All things considered, the Yankees rotation could be worse. This season, Yankee starters are 11th in the league in FIP-WAR, much better than their very realistic worst-case scenario. Still, with a 4.25 ERA, the starting staff could be better. That's where Jeff Samardzija could fit in. "Shark," as fans know him, is a free agent after this season and is currently pitching for a Chicago White Sox team that is going nowhere fast. Because of his front of the rotation upside, he will almost certainly be on the move at the trade deadline.
So far, Samardzija has thrown 125 1/3 innings, putting him in the workhorse category. He played on the Notre Dame football team and is an extraordinary athlete, which must lend itself to his endurance as a starter. He is the owner of a 4.02 ERA and a 3.41 FIP for an extremely defensively challenged White Sox team. But despite Chicago's defensive shortcomings, his opposing BABIP is at a reasonable .313. His LOB% is more of a cause for concern at 69.8%. Walks aren't an issue for Shark, as he is under two BB/9 over the last two seasons.
Samardzija throws three fastballs in the low to mid 90's, a decent slider, and what could be a game-changing splitter. He has thrown the splitter just under 12% of the time in 2015, according to Brooks Baseball, but the pitch has held hitters to a .172 batting average and a .293 slugging percentage. Possibly inspired by Brandon McCarthy last year, he has thrown his cutter much more this season.
One thing the Yankees will obviously want to predict is which way the law of averages will take Samardzija. There is a pretty sizeable gap between his 4.02 ERA and his 3.41 FIP, and the White Sox are a very poor defensive team. Sadly, the Yankees aren't very good defensively either. According to Brooks Baseball, the average exit velocity of Shark's sinker for righties is at a very low 82 mph, which combined with their 57% groundball rate this season should make it a plus pitch. Somehow, righties have a .387 BABIP against Samardzija's sinker, a number that should decrease regardless of how bad his defense is.
Another question mark for Samardzija is his inability to retire left-handed hitters. Increased usage of his cutter helped him stop the bleeding, and he could consider using his splitter more. Yankee Stadium is known to be the wrong place to have lefty problems, so he will have to get creative. In an ideal world, he would feature a curveball with some depth to keep lefties on their toes.

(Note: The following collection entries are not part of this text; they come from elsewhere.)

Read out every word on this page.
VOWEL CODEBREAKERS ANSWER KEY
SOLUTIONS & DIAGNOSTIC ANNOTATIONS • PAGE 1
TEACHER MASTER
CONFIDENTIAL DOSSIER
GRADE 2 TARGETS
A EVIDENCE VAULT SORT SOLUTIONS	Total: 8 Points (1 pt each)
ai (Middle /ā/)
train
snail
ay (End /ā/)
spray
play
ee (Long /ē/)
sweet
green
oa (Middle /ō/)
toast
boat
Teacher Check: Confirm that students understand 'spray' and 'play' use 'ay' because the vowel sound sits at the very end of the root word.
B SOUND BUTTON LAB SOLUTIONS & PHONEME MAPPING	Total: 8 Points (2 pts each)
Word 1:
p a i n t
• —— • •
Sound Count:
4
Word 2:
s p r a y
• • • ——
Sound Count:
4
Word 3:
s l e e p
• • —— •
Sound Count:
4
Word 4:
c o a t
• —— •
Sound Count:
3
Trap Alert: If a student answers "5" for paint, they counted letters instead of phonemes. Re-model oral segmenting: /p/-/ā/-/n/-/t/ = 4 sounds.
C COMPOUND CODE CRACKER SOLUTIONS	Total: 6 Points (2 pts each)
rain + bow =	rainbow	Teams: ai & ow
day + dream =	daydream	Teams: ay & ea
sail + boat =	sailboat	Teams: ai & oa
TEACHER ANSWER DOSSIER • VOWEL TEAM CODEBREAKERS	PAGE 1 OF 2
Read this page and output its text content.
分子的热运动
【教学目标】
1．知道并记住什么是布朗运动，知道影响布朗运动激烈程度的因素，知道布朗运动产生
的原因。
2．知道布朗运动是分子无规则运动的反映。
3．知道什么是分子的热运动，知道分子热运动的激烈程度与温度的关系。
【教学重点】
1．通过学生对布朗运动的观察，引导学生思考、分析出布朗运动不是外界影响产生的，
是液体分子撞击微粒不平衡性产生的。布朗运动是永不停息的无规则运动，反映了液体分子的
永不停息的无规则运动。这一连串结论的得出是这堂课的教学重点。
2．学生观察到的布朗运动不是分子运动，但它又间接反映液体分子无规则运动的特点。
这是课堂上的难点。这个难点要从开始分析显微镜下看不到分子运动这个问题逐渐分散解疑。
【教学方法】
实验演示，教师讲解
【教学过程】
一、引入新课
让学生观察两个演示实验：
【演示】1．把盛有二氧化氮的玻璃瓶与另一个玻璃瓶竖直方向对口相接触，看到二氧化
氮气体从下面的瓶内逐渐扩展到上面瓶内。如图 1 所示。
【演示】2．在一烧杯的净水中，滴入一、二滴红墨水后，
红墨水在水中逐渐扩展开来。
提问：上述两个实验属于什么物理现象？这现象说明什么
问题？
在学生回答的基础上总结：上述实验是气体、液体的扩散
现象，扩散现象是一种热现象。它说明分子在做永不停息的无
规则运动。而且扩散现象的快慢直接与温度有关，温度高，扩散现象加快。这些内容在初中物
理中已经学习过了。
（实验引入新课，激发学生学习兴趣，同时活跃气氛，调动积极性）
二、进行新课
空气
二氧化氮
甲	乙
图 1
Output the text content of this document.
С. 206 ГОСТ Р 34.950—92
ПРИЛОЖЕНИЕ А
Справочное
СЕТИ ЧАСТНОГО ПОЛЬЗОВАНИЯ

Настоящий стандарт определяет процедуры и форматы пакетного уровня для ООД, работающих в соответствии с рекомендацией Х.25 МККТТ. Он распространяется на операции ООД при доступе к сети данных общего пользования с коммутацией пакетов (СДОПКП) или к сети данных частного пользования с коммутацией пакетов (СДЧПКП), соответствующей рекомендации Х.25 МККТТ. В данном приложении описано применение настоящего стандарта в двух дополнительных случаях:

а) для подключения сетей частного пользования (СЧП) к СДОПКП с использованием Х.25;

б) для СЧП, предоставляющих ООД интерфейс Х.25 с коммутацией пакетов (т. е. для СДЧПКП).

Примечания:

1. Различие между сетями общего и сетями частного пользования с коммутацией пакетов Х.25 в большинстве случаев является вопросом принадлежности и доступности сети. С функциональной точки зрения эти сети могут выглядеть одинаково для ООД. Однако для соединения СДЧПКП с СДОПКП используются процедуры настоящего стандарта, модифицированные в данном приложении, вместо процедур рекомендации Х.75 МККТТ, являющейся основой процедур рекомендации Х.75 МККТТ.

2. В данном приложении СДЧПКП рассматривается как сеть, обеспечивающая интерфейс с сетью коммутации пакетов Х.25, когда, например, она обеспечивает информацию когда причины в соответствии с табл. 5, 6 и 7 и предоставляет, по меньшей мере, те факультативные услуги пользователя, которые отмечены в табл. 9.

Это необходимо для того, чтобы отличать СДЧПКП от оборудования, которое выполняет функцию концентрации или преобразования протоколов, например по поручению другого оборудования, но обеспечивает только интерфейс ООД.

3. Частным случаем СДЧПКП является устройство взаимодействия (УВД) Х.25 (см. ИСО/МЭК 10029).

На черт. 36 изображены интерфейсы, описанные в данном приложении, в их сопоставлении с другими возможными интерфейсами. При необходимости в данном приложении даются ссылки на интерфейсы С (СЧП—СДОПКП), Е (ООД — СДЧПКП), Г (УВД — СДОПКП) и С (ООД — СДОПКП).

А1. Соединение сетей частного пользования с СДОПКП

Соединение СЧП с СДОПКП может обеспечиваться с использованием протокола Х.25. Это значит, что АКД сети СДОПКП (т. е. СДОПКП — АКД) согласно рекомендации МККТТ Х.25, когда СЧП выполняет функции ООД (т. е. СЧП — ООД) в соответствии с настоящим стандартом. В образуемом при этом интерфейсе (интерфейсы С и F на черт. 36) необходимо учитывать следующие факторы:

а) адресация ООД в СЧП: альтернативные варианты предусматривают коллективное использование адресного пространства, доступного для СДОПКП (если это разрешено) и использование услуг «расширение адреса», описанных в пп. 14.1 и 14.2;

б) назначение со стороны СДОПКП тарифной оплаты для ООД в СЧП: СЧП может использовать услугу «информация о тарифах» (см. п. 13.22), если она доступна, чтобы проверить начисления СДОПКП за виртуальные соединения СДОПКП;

Then again, an ideal world would feature CC Sabathia hitting 97 mph. If the Yankees decide to pursue Samardzija, they will need to have a plan to keep opposing left-handed hitters out of the right field bleachers.
Then there's the issue of his price. The Yankees are apparently against dealing top prospects this season, making more popular targets like Johnny Cueto tough. Samardzija would be a perfect target as a Tier 1.5 kind of guy, assuming he stays there. His last two outings have been outstanding, including a July 9th shutout of the offensively loaded Blue Jays. A few more outings like Thursday's could price Samardzija out of the Yankees' budget for the second straight season. However, if he is up and down over the next couple of weeks, expect to hear his name come up in a lot of trade deadline rumors.
*Unless otherwise stated, stats are courtesy of FanGraphs.